On Thursday 25 July 2002 03:06 am, Sean Reifschneider wrote:

> The people in the know about the Python language seem to think that for
> most of their internal dictionary (hash, associative array) lookups, Judy
> is too heavy weight because the cost of the lookup is much smaller than the
> cost of a function call.  
> Apparently this means that the existing code
> inlines those lookups fairly well.

Reading through Tim's message, it does not appear to me as if the
code is inlined. He points out that the cost of the function call is
more than the cost of the lookup. So, what he is saying is that
Python spends so much time in the function call that optimizing
the lookup with Judy wuld result in negligible savings.
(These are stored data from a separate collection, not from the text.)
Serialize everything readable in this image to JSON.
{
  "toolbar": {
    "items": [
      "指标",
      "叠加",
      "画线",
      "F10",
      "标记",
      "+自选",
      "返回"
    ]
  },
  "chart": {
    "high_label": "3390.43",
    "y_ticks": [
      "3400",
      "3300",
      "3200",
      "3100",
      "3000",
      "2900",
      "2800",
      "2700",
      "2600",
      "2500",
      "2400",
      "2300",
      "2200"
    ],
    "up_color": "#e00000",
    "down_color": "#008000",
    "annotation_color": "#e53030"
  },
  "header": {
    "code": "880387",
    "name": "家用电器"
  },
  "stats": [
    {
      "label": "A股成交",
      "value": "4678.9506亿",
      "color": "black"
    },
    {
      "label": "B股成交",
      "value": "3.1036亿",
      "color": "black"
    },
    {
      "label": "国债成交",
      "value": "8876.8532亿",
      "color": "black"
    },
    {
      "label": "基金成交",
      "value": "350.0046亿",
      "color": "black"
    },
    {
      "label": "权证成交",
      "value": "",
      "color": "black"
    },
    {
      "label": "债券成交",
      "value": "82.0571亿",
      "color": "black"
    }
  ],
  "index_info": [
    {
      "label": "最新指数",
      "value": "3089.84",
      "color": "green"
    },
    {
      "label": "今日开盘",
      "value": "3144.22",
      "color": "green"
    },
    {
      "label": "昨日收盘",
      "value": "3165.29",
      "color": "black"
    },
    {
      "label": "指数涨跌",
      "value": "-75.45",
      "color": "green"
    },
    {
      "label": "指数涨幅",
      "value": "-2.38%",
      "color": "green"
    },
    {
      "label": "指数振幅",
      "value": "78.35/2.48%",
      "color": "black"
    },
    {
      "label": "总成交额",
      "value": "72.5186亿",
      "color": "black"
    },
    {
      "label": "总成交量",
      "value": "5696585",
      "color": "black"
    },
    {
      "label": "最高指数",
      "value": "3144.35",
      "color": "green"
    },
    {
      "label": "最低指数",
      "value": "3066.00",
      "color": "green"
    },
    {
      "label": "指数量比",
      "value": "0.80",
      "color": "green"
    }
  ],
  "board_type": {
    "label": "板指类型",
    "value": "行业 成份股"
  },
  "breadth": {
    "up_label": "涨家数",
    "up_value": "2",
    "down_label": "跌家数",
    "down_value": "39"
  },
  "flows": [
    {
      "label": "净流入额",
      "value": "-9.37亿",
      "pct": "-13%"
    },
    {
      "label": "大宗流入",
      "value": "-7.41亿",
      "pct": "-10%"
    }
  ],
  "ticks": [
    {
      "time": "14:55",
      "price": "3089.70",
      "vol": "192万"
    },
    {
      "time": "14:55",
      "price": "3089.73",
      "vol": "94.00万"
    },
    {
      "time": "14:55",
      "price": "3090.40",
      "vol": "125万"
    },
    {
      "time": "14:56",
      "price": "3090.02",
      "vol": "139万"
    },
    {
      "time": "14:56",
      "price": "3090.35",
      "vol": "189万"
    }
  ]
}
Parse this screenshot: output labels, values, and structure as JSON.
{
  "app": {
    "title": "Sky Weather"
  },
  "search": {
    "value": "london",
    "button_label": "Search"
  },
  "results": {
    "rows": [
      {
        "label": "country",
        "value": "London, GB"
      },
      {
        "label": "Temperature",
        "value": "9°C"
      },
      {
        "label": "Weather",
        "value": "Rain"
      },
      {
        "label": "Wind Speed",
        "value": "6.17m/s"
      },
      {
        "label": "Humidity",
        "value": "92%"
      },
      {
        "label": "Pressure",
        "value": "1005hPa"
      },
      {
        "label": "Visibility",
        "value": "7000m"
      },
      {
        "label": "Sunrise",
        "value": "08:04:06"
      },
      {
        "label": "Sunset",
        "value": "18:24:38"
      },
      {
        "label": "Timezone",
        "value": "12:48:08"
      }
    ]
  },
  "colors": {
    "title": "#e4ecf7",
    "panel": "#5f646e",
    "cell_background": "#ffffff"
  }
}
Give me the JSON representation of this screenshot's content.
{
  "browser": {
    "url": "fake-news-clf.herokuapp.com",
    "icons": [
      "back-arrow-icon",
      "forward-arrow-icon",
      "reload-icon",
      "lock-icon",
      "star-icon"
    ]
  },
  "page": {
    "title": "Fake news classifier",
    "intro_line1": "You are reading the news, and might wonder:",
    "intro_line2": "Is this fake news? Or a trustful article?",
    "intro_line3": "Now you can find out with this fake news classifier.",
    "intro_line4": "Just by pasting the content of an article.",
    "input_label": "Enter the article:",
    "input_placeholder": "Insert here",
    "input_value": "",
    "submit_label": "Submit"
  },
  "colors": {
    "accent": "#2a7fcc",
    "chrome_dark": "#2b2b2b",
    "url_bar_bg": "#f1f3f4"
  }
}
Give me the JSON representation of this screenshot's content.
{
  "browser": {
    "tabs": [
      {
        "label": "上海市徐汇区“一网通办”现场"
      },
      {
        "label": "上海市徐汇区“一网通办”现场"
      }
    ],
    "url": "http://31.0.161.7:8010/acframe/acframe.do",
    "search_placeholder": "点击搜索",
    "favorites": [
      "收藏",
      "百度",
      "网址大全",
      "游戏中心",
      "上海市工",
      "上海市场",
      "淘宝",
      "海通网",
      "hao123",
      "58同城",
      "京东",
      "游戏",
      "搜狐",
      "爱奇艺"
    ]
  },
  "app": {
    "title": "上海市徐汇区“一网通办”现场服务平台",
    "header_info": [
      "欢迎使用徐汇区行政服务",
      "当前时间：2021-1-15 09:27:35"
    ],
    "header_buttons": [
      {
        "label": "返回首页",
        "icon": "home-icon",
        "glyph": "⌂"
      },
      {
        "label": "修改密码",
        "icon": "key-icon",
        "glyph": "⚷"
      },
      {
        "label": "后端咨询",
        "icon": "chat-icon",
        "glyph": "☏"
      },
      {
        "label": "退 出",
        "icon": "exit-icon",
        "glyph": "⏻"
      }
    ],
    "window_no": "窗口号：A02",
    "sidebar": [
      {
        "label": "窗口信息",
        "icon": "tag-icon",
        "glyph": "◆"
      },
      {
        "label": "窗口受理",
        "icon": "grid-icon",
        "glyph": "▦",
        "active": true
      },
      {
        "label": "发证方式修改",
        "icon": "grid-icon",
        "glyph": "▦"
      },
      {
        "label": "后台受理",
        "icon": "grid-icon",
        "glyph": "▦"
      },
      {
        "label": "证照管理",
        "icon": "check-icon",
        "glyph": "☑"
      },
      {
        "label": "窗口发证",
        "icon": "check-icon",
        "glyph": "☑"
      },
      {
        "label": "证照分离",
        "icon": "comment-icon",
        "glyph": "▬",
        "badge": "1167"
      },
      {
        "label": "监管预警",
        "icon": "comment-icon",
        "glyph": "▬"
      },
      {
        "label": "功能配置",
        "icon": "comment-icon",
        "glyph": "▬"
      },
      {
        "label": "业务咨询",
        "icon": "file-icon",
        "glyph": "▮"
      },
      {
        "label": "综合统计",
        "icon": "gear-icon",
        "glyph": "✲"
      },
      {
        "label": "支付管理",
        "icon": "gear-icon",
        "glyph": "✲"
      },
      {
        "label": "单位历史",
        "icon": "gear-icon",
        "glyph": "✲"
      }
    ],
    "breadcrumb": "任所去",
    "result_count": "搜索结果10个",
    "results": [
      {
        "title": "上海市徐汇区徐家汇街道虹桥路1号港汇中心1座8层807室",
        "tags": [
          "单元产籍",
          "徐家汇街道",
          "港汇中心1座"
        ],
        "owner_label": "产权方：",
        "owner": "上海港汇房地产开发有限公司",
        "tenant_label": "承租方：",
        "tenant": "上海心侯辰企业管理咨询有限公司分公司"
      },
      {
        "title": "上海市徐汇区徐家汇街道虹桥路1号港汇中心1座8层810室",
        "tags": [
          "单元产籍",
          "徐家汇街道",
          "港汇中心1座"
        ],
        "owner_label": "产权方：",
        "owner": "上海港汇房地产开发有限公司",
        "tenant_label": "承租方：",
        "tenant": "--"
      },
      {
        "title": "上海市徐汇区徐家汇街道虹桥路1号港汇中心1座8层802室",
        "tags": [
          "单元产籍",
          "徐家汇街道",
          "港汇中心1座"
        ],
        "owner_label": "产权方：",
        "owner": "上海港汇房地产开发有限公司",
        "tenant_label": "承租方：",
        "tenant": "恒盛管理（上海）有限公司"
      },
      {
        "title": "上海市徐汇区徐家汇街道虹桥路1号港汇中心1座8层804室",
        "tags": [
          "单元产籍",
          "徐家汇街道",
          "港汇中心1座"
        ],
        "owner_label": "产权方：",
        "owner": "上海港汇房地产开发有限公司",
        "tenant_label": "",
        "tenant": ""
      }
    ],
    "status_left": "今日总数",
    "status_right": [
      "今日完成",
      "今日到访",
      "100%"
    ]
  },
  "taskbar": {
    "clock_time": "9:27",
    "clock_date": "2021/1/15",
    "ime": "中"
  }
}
Anyhow, I doubt Python has large enough look up tables to
really make a difference. Remember that Judy gets all it gain
from avoiding cache loads. The Python dictionary may be small
enough to fit in cache, in which case Judy wouldn't help.
In fact, looking at the graphs on HP's site, it looks like Judy really
begins to outperform hash tables when the element count exceeds
10e6 elements. I assume Python uses lookups for variables and
function names and on average a program wouldn't have more
than 1000 functions or variables, so really I wouldn't expect a
performance gain.

However....

Looking at Tim's message from another angle, since the
cost of function lookups is so much greater than the lookups,
replacing the current lookup function with a Judy lookup
should make no difference at all in performance. So, why not
do it anyway? That way we will see a performance gain when
someone finally makes a program with a penta-element
dictionary.

Besides, performance or not, I think there is a benefit to
standarding on a hash table implementation across all
C programs, just like C++ tries to do with the STL.

Just my .02 worth.

Marcio Luis Teixeira